A study from 2012 suggests that stipitate hydnoid fungi such as H. caeruleum can remain in soils 1-4 years after their sporocarps are gone due to persistent below-ground mycelium. This persistence of vegetal mycelium was more important for the survival of the species than the production of sporocarps for sexual reproduction, suggesting that sporocarps may only form under specific advantageous conditions.

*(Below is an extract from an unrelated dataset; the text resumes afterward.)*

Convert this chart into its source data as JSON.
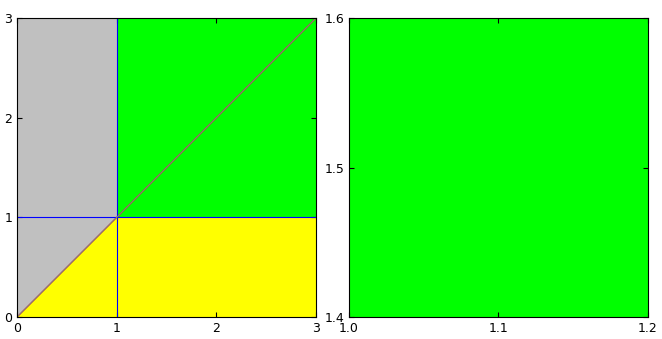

A study on stipitate hydnoid fungi in Scottish coniferous forests, which focused on the conservation status and distribution of fungi in these habitats, discovered H. caeruleum making an interesting ectomycorrhizal association. H. caeruleum made an association with an heather shrub (Arctostaphylos uva-ursi) in a treeless site, indicating that the fungus may be able to switch hosts from coniferous trees to shrub species. The study suggested that this finding is important for the field of fungi and tree conservation, as H. caeruleum could survive even after a deforestation event and assist in the eventual reforestation of its habitat.

== Relevance to humans ==
While the fungus is not edible for humans, H. caeruleum’s unique coloration makes it a prized species for mushroom dyers. The fungus can create blue, green, and brown dyes depending on the mordant that is used. Additionally, some bioactive compounds have been isolated from the species including the p-terphenyl compound Aurantiacin and six p-terphenyl derivatives named thelephantins I–N with a known compound, dihydroaurantiacin dibenzoate.